Pero es probable que los dolores de cabeza que le causa continúen después de octubre. El vicepresidente debe aún responder sobre el escándalo Ciccone, luego que el juez Ariel Lijo y la propia Sala I de la Cámara Federal --proclive con sus fallos a resguardar las necesidades del Gobierno-- rechazaran su pedido de sobreseimiento. A Gabriel Mariotto lo empinó primero para impulsar con rapidez la ley de medios y después para vigilar a Scioli. En ambos casos le habría faltado destreza. Dicen que el vicegobernador, también ausente hace rato de la escena pública, sufre ahora de una depresión y se dedica a seguir con fervor las prédicas de Francisco, el Papa.
El vacío político que generó la Presidenta a su alrededor se reflejó con crudeza y fidelidad a la hora de ungir los candidatos para las primarias y octubre. Insaurralde llegó luego del fracaso de Alicia Kirchner y de la gambeta del intendente de La Matanza, Fernando Espinoza. No había potable nadie más. Por ese motivo cargó la campaña sobre sus hombros y empujó a Scioli al mismo ruedo. Por ese mismo motivo sintió tanto el golpe del domingo, traducido en lágrimas.

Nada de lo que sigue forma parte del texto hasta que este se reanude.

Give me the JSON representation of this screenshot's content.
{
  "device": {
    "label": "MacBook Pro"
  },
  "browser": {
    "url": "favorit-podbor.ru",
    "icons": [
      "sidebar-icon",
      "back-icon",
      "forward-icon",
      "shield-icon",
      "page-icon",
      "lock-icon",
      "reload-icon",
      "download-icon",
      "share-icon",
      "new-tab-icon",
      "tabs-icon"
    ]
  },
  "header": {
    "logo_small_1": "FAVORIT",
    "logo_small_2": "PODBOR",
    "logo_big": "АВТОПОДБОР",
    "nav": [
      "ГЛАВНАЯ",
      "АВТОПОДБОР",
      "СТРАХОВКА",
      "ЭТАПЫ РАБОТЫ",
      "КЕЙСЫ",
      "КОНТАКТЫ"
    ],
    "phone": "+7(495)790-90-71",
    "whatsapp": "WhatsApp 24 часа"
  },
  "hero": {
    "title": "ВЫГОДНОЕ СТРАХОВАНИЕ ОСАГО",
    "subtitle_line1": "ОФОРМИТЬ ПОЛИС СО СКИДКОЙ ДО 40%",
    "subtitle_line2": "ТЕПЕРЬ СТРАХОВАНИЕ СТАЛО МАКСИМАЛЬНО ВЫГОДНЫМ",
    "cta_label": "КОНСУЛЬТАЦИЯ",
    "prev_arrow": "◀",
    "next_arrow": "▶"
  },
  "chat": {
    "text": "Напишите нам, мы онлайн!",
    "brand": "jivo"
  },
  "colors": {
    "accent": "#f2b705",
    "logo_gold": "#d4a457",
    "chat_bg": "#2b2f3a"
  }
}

En Capital, donde dice que la gente no la trata bien, debió recurrir sin remedio, otra vez, a su malquerido Daniel Filmus. El senador es un experto en derrotas pero aprendió rápido del teatro kirchnerista: el domingo a la noche emergió eufórico celebrando su quinto oscuro galardón. En Córdoba, apeló a una talibana, la rectora de la Universidad, Silvina Scotto, que ni siquiera pudo con los pitazos del ex árbitro Héctor Baldassi, una creación de Mauricio Macri. En Santa Fe corrió a Agustín Rossi, desechó a la mejor candidata, Maria Eugenia Bielsa, luego de una riña de mujeres, y recaló en la ajada figura de Jorge Obeid. Ese panorama, bastante desolador, induciría a una pregunta ineludible: ¿Diez años de reconstrucción política y de relato épico no le alcanzaron al kirchnerismo, acaso, para una oferta mejor?
Quizás no hubo, de verdad, ni reconstrucción política ni épica. Algo similar parece haber ocurrido con la gestión, tan ponderada por ella misma, sobre la cual pudo haberse afincado una performance electoral más alentadora. Cuenta con una economía amesetada, no en caída como en el 2009. También con un sistema de asistencia social del Estado --Asignación Universal, extensión jubilatoria, planes de trabajo y vivienda-- del que carecía en aquella época. Hay una anécdota que demostraría que ese asistencialismo condiciona, aunque no siempre del todo. En la mesa de la escuela en La Matanza donde votó Luis D’Elia, Massa perdió apenas por 30 votos. El ex piquetero domina con los planes esa zona.
La evidencia indicaría que pudo haber existido más despilfarro que racionalidad en la administración. Nadie, en ese campo, sería mas ducha que la propia Cristina: dilapidó cuatro millones de votos en apenas dieciocho meses.